TERRAは、営農型太陽光発電(ソーラーシェアリング)に特化して自社発電事業・EPC・コンサルティング・部品開発を行う会社。グループ会社の市民エネルギーちばとも連動し、営農型太陽光発電(ソーラーシェアリング)の最先端企業として、Patagonia日本支社やサザビーリーグ、Jリーグとも協力、SDGsと2050年のカーボンニュートラル実現に向けた取り組みを積極的に進めている。千葉県匝瑳市が採択された「脱炭素先行地域」(環境省)にも参画すると同時に、沖縄から北海道まで日本全国で様々な案件のプロデュースを手掛けている。とりわけ環境問題を総合的に捉え、農業経営の改善を大前提に考えたシステム提案に定評があり、「ソーラービール SORA ALE」などの6次化※1事業にも取り組んでいる。

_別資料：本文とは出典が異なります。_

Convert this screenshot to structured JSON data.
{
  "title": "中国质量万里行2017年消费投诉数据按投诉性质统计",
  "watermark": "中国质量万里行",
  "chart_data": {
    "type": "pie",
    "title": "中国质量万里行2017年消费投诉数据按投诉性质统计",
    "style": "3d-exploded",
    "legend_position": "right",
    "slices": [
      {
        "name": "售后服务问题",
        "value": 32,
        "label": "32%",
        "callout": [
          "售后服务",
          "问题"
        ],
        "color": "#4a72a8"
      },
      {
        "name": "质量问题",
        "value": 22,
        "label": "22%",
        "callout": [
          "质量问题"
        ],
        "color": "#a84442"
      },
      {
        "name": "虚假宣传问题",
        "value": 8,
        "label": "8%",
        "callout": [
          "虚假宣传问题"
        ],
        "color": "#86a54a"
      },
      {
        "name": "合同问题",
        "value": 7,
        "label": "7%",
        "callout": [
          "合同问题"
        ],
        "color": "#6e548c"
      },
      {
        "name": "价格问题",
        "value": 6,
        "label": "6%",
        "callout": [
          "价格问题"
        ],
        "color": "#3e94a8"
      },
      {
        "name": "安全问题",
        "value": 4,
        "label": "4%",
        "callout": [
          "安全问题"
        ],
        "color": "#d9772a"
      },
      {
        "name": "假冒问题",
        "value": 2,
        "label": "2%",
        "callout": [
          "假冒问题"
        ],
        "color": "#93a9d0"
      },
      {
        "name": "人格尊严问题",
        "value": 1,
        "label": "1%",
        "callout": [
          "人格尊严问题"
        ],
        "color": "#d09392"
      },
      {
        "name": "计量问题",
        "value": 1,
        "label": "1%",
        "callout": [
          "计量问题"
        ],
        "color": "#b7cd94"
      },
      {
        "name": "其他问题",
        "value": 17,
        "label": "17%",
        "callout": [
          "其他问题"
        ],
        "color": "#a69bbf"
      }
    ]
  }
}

TERRAは、市民エネルギーちばが持つ、ペロブスカイト太陽電池を前提とした、断面がレンズ状のモジュールに関する特許についての占有権を有している。これまで蓄積してきた超細型の構造設計や係留方法などのノウハウを活かし、フィルム型ペロブスカイト太陽電池を曲面レンズ型に配置することで、営農型太陽光発電(ソーラーシェアリング)に導入できると考え、本実証に取り組むことになった。

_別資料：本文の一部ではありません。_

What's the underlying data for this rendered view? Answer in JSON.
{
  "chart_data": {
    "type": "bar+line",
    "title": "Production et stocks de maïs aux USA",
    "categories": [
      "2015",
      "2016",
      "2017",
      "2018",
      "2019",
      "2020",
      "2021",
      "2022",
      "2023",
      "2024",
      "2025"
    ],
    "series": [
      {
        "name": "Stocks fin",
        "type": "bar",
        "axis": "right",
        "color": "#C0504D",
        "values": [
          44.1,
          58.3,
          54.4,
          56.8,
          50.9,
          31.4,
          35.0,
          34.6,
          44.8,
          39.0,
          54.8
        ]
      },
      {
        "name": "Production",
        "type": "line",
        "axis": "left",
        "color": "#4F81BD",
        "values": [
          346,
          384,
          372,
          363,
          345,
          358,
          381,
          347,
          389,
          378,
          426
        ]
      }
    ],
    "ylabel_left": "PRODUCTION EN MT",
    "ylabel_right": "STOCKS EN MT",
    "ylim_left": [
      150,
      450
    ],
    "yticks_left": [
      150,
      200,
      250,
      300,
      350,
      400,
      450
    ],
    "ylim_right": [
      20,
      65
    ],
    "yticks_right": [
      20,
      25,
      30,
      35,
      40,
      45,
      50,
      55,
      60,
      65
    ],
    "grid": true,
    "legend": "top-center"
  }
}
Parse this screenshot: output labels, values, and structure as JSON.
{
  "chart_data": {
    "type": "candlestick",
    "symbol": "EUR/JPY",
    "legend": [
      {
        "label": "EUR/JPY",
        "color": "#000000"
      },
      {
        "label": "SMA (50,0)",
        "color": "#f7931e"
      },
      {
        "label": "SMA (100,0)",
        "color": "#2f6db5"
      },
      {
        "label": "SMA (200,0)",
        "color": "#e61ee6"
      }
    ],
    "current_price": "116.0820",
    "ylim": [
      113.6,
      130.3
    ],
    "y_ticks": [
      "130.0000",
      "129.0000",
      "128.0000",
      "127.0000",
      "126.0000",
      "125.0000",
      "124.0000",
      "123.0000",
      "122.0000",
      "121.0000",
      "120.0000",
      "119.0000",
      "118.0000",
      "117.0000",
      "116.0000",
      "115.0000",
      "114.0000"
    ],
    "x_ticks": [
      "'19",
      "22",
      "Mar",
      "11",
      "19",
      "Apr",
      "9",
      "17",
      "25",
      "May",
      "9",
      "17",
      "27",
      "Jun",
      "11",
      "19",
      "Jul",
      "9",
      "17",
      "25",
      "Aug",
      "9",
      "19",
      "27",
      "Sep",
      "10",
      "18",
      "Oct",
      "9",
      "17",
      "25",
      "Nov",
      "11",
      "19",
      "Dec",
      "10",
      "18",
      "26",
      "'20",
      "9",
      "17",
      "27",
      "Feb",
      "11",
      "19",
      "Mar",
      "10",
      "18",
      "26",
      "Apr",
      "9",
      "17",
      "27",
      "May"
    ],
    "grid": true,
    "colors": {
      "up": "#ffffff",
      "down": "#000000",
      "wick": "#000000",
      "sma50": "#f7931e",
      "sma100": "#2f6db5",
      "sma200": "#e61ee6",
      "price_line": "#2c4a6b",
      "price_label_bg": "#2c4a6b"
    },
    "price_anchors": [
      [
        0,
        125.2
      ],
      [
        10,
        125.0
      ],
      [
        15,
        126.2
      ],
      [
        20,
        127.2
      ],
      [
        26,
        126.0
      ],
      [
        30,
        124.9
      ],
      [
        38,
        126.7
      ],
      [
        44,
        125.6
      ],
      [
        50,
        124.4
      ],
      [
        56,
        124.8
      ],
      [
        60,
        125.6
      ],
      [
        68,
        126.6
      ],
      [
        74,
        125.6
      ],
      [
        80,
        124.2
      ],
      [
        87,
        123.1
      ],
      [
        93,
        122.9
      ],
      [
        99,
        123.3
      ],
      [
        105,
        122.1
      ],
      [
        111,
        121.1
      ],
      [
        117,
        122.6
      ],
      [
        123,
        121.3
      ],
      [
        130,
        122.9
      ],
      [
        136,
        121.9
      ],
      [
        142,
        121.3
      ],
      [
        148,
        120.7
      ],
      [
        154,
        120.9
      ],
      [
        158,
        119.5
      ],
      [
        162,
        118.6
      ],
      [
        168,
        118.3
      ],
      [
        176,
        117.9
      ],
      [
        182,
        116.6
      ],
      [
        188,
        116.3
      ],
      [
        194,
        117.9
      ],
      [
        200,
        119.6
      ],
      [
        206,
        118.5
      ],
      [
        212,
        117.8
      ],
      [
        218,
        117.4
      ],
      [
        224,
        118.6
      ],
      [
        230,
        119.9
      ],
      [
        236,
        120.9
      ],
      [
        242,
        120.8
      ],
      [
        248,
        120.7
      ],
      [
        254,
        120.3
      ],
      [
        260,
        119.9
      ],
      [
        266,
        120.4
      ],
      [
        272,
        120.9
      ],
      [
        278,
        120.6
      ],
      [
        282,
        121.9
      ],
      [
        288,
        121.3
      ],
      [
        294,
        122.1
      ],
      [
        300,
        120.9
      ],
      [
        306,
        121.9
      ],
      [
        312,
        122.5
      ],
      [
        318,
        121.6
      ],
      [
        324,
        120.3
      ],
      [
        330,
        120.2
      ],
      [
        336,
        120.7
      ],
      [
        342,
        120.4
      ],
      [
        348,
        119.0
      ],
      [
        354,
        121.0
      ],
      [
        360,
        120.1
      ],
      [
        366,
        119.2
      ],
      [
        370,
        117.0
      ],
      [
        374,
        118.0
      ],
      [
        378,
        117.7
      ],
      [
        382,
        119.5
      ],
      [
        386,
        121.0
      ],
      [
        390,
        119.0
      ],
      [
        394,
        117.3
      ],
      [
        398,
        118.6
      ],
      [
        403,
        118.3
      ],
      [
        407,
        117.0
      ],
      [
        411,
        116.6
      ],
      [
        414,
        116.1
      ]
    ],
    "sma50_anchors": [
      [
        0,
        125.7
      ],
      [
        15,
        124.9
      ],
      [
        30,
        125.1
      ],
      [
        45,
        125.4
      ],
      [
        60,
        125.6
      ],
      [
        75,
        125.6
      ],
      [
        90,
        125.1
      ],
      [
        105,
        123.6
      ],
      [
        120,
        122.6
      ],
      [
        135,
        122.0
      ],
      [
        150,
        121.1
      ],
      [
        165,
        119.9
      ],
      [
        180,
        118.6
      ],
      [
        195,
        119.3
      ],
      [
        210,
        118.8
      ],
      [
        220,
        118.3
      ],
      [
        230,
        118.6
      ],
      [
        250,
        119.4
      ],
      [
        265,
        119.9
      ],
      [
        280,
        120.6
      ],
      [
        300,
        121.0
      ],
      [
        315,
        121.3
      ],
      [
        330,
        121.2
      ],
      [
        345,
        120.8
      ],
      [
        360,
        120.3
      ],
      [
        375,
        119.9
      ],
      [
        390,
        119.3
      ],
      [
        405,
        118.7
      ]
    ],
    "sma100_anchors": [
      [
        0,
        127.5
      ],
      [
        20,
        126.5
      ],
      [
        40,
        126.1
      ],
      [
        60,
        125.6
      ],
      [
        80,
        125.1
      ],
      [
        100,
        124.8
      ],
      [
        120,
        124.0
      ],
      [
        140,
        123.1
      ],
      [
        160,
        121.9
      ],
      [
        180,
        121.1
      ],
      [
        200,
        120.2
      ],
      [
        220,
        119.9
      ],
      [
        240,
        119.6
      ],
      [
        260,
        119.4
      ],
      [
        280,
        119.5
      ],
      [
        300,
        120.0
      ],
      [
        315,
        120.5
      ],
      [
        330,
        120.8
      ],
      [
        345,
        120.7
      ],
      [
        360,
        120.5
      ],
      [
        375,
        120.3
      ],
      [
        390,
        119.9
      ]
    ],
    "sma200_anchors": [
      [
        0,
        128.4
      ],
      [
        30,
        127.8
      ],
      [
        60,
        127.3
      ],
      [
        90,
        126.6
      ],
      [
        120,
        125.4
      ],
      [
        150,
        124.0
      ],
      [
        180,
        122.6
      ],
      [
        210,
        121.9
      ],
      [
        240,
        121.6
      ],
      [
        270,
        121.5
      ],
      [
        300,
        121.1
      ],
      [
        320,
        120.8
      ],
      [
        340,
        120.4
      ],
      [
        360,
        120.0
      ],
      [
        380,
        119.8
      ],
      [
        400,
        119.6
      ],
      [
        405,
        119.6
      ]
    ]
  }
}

今般、フィルム型ペロブスカイト太陽電池の設置を行うことにより、レンズ型モジュールにおける曲面での発電効率や農作物の成長環境等、営農型太陽光発電(ソーラーシェアリング)ならではの有用なデータ取得、検証を進めていく。
※1:6次化
「6次産業化」とは、農林漁業者(1次産業従事者)が「地域資源」を有効に活用し、主体的に加工(2次産業)、流通・販売 (3次産業)に取り組む(経営を多角化する)こと。

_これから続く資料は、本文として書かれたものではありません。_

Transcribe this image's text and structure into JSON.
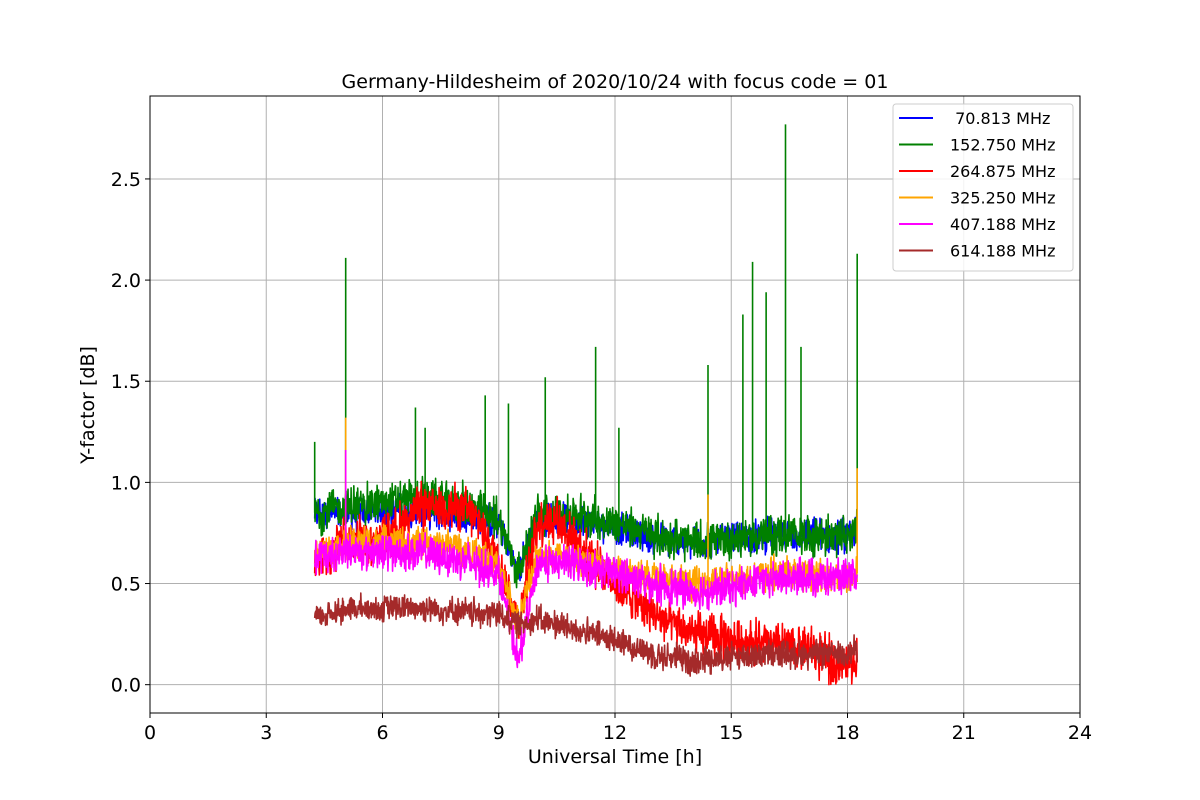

具体的な取り組み例としては、加工品の製造・販売、消費者への直接販売、観光農園や農家レストランの経営などがあげられる
本実証の内容
1)実施場所
千葉県匝瑳市飯塚
2)実証実験内容
・営農型太陽光発電(ソーラーシェアリング)へのフィルム型ペロブスカイト太陽電池の設置方法の確立
・レンズ型モジュールにおける曲面での発電効率の測定、予測値と実測値の比較
・営農型太陽光発電(ソーラーシェアリング)設備下で栽培する農作物への影響調査
従来の営農型太陽光発電システムでは、太陽電池および架台の重量を支持する風荷重や重心バランスなど、施工性等に課題があった。これに対し、ペロブスカイト太陽電池の軽量性を活かした架台構成や施工性の検証を目的とした実証を開始する。
今後の展開
2社は、本実証により営農型太陽光発電(ソーラーシェアリング)への再エネ導入手法を確立し、日本全国、水田を含めさまざまな圃場へ展開、さらに農業分野における適用範囲を広げ、遊休農地、耕作放棄地へのペロブスカイト太陽電池の適用なども共同開発することにより、脱炭素社会の実現に貢献していく。